Por sua vez, Damasco espera que um acordo entre a Síria e Israel leve a um "cenário jordaniano", no qual a ajuda ocidental flua para o reino como aconteceu após o tratado de paz de 1994 com Israel. No entanto, segundo uma fonte do The National, é preciso encontrar primeiro uma solução que permita à Síria devolver as Colinas de Golã ocupadas sem criar ameaças à segurança de Israel, que capturou o planalto em 1967 e o anexou em 1981. "A liderança deixou claro que sua prioridade é a reconstrução pós-guerra civil, que levará 15 anos ", disse a fonte . "As Colinas de Golã são importantes, mas não devem ser um obstáculo."

Amizade curdo-israelense – “para sempre?”

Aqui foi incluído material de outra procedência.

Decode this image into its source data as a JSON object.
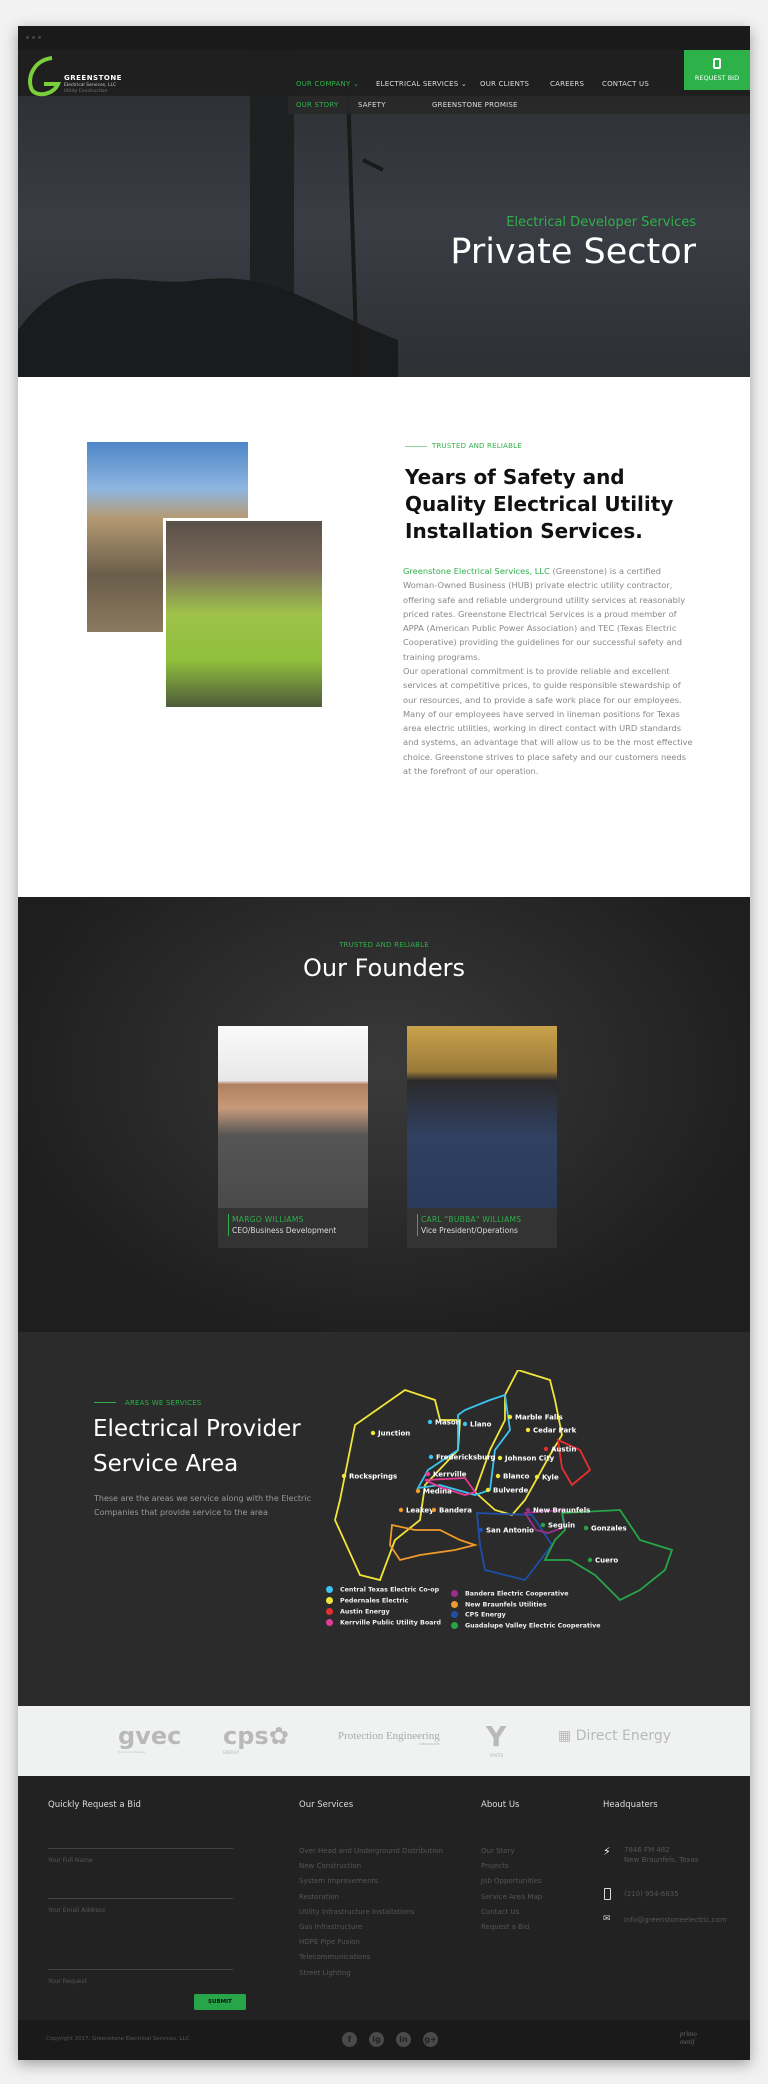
{
  "colors": {
    "accent": "#2fb04a",
    "dark": "#222222",
    "white": "#ffffff"
  },
  "brand": {
    "name": "GREENSTONE",
    "line2": "Electrical Services, LLC",
    "line3": "Utility Construction"
  },
  "nav": {
    "items": [
      {
        "label": "OUR COMPANY",
        "active": true
      },
      {
        "label": "ELECTRICAL SERVICES"
      },
      {
        "label": "OUR CLIENTS"
      },
      {
        "label": "CAREERS"
      },
      {
        "label": "CONTACT US"
      }
    ],
    "request_bid": "REQUEST BID",
    "sub": [
      {
        "label": "OUR STORY",
        "active": true
      },
      {
        "label": "SAFETY"
      },
      {
        "label": "GREENSTONE PROMISE"
      }
    ]
  },
  "hero": {
    "subtitle": "Electrical Developer Services",
    "title": "Private Sector"
  },
  "about": {
    "tag": "TRUSTED AND RELIABLE",
    "heading": "Years of Safety and Quality Electrical Utility Installation Services.",
    "company": "Greenstone Electrical Services, LLC",
    "p1": " (Greenstone) is a certified Woman-Owned Business (HUB) private electric utility contractor, offering safe and reliable underground utility services at reasonably priced rates. Greenstone Electrical Services is a proud member of APPA (American Public Power Association) and TEC (Texas Electric Cooperative) providing the guidelines for our successful safety and training programs.",
    "p2": "Our operational commitment is to provide reliable and excellent services at competitive prices, to guide responsible stewardship of our resources, and to provide a safe work place for our employees. Many of our employees have served in lineman positions for Texas area electric utilities, working in direct contact with URD standards and systems, an advantage that will allow us to be the most effective choice. Greenstone strives to place safety and our customers needs at the forefront of our operation."
  },
  "founders": {
    "tag": "TRUSTED AND RELIABLE",
    "title": "Our Founders",
    "people": [
      {
        "name": "MARGO WILLIAMS",
        "role": "CEO/Business Development"
      },
      {
        "name": "CARL \"BUBBA\" WILLIAMS",
        "role": "Vice President/Operations"
      }
    ]
  },
  "service": {
    "tag": "AREAS WE SERVICES",
    "title_line1": "Electrical Provider",
    "title_line2": "Service Area",
    "desc": "These are the areas we service along with the Electric Companies that provide service to the area",
    "cities": [
      "Junction",
      "Mason",
      "Llano",
      "Marble Falls",
      "Cedar Park",
      "Austin",
      "Fredericksburg",
      "Johnson City",
      "Rocksprings",
      "Kerrville",
      "Blanco",
      "Kyle",
      "Medina",
      "Bulverde",
      "Leakey",
      "Bandera",
      "New Braunfels",
      "San Antonio",
      "Seguin",
      "Gonzales",
      "Cuero"
    ],
    "legend": [
      {
        "label": "Central Texas Electric Co-op",
        "color": "#3bc4ef"
      },
      {
        "label": "Pedernales Electric",
        "color": "#f2e53a"
      },
      {
        "label": "Austin Energy",
        "color": "#e5302f"
      },
      {
        "label": "Kerrville Public Utility Board",
        "color": "#e33b96"
      },
      {
        "label": "Bandera Electric Cooperative",
        "color": "#9a2f8a"
      },
      {
        "label": "New Braunfels Utilities",
        "color": "#ef9a2a"
      },
      {
        "label": "CPS Energy",
        "color": "#1f4fa8"
      },
      {
        "label": "Guadalupe Valley Electric Cooperative",
        "color": "#27a548"
      }
    ]
  },
  "clients": [
    {
      "name": "gvec",
      "sub": "Your kind of power"
    },
    {
      "name": "cps",
      "sub": "ENERGY"
    },
    {
      "name": "Protection Engineering",
      "sub": "CONSULTANTS"
    },
    {
      "name": "Y",
      "sub": "YANTIS"
    },
    {
      "name": "Direct Energy",
      "sub": ""
    }
  ],
  "footer": {
    "bid": {
      "title": "Quickly Request a Bid",
      "fields": [
        "Your Full Name",
        "Your Email Address",
        "Your Request"
      ],
      "submit": "SUBMIT"
    },
    "services": {
      "title": "Our Services",
      "items": [
        "Over Head and Underground Distribution",
        "New Construction",
        "System Improvements",
        "Restoration",
        "Utility Infrastructure Installations",
        "Gas Infrastructure",
        "HDPE Pipe Fusion",
        "Telecommunications",
        "Street Lighting"
      ]
    },
    "about": {
      "title": "About Us",
      "items": [
        "Our Story",
        "Projects",
        "Job Opportunities",
        "Service Area Map",
        "Contact Us",
        "Request a Bid"
      ]
    },
    "hq": {
      "title": "Headquaters",
      "address1": "7846 FM 482",
      "address2": "New Braunfels, Texas",
      "phone": "(210) 954-6635",
      "email": "info@greenstoneelectric.com"
    },
    "copyright": "Copyright 2017, Greenstone Electrical Services, LLC",
    "social": [
      "f",
      "ig",
      "in",
      "g+"
    ],
    "credit": "primo motif"
  }
}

A postura pragmática de Israel também surpreendeu os curdos. Afinal, seu comando havia solicitado ajuda a Israel, que havia sido prometida. A importante figura curda Ilham Ahmad declarou em 20 de janeiro, quando tudo já estava claro, que "algumas pessoas do lado israelense estão em contato com nossos representantes... se houver apoio durante essas discussões, estaremos prontos para aceitar a ajuda... independentemente de sua origem". Mas o esforço foi em vão. Israel acatou integralmente a linha de Washington de abandonar os curdos.

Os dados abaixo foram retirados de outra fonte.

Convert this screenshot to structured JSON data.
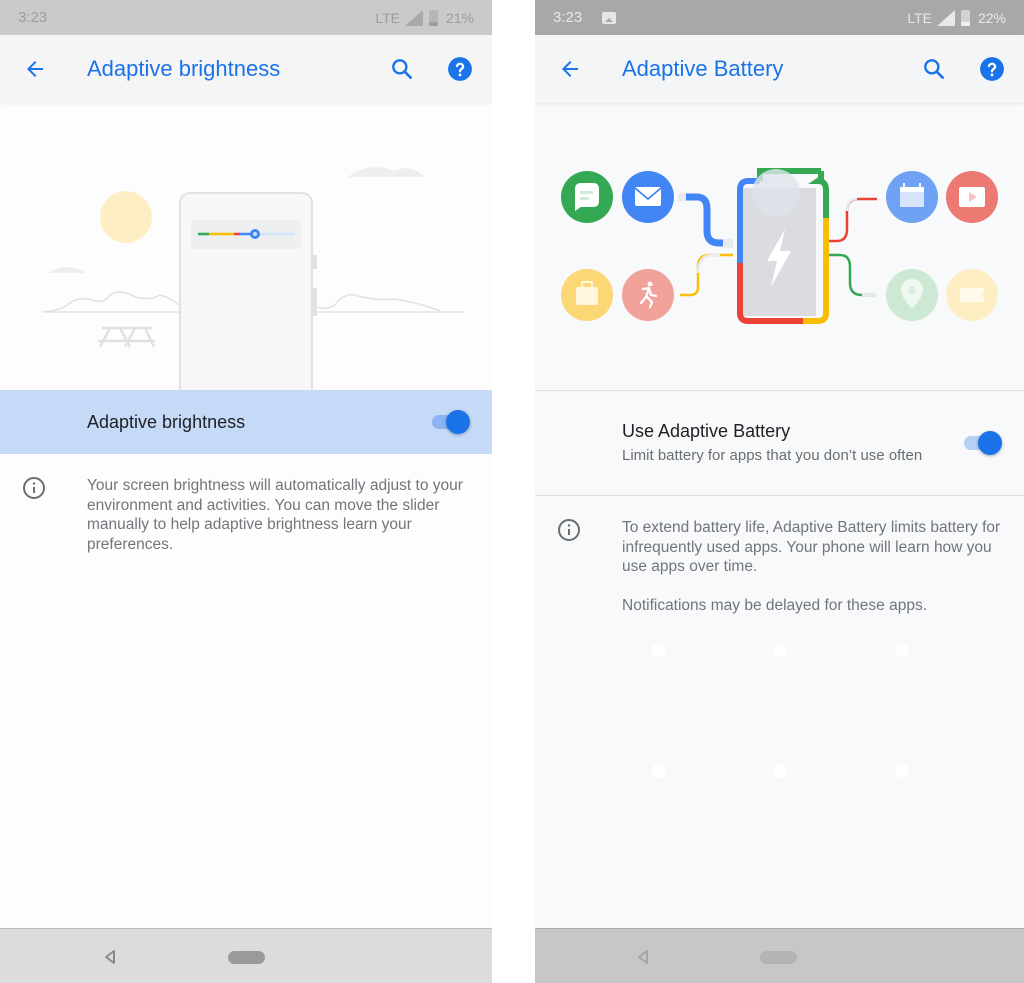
{
  "left": {
    "status": {
      "time": "3:23",
      "network": "LTE",
      "battery": "21%"
    },
    "app_bar": {
      "title": "Adaptive brightness",
      "back_icon": "arrow-back-icon",
      "search_icon": "search-icon",
      "help_icon": "help-icon"
    },
    "toggle": {
      "title": "Adaptive brightness",
      "enabled": true
    },
    "info": {
      "paragraphs": [
        "Your screen brightness will automatically adjust to your environment and activities. You can move the slider manually to help adaptive brightness learn your preferences."
      ]
    },
    "illustration": {
      "slider_level": 0.58,
      "colors": {
        "green": "#34a853",
        "yellow": "#fbbc04",
        "red": "#ea4335",
        "blue": "#4285f4",
        "sun": "#fdefc3"
      }
    }
  },
  "right": {
    "status": {
      "time": "3:23",
      "network": "LTE",
      "battery": "22%",
      "notification_icon": "image-icon"
    },
    "app_bar": {
      "title": "Adaptive Battery",
      "back_icon": "arrow-back-icon",
      "search_icon": "search-icon",
      "help_icon": "help-icon"
    },
    "toggle": {
      "title": "Use Adaptive Battery",
      "subtitle": "Limit battery for apps that you don’t use often",
      "enabled": true
    },
    "info": {
      "paragraphs": [
        "To extend battery life, Adaptive Battery limits battery for infrequently used apps. Your phone will learn how you use apps over time.",
        "Notifications may be delayed for these apps."
      ]
    },
    "illustration": {
      "apps_left": [
        {
          "name": "messages",
          "color": "#34a853"
        },
        {
          "name": "email",
          "color": "#4285f4"
        },
        {
          "name": "briefcase",
          "color": "#fbd775"
        },
        {
          "name": "fitness",
          "color": "#f1a29b"
        }
      ],
      "apps_right": [
        {
          "name": "calendar",
          "color": "#6fa2f4"
        },
        {
          "name": "video",
          "color": "#ec7a72"
        },
        {
          "name": "maps",
          "color": "#cde8d3"
        },
        {
          "name": "tickets",
          "color": "#fdefc3"
        }
      ]
    }
  },
  "brand": {
    "accent": "#1a73e8",
    "highlight_row": "#c5daf7"
  }
}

Ao oferecer a Netanyahu a possibilidade de paz com a Síria, Trump busca outro objetivo. Não é segredo que o plano do Conselho de Paz Americano para Gaza não conta com o apoio do governo israelense. Este ainda prefere expulsar os palestinos para longe a reconstruir suas comunidades dentro da própria Faixa de Gaza. Ao lhe entregar uma possível paz com a Síria, Washington obviamente espera que Israel se torne mais complacente em relação a Gaza. De todos os planos estratégicos simplistas de Trump, este, apesar do seu cinismo, é talvez o mais complexo.

Colinas de Golã
No entanto, as divergências em curso entre as partes relativamente ao destino das Colinas de Golã podem representar um desafio para um tratado de paz israel-sírio. Já é evidente que Israel terá de, pelo menos, abandonar a ideia de criar um "protetorado druso" na província síria de Suwayda. Consequentemente, outro grupo étnico-religioso — os drusos — deverá preparar-se para se retirar devido à sua aliança duvidosa. Israel terá ainda mais dificuldades em concordar com a retirada da parte oriental das Colinas de Golã, que capturou durante os recentes conflitos na Síria. Uma retirada do Monte Hermon, que domina as Colinas de Golã e onde já iniciou a construção de uma poderosa base de radar, poderá ser particularmente sensível para as Forças de Defesa de Israel (IDF). Esta seria uma perda demasiado grande para elas. É também improvável que Israel concorde em retirar-se da parte ocidental das Colinas de Golã, que já anexou.
No Oriente Médio, tudo está girando em círculos, e nem mesmo um político extremamente decisivo como Trump pode contar com o estabelecimento de uma paz definitiva e duradoura na região.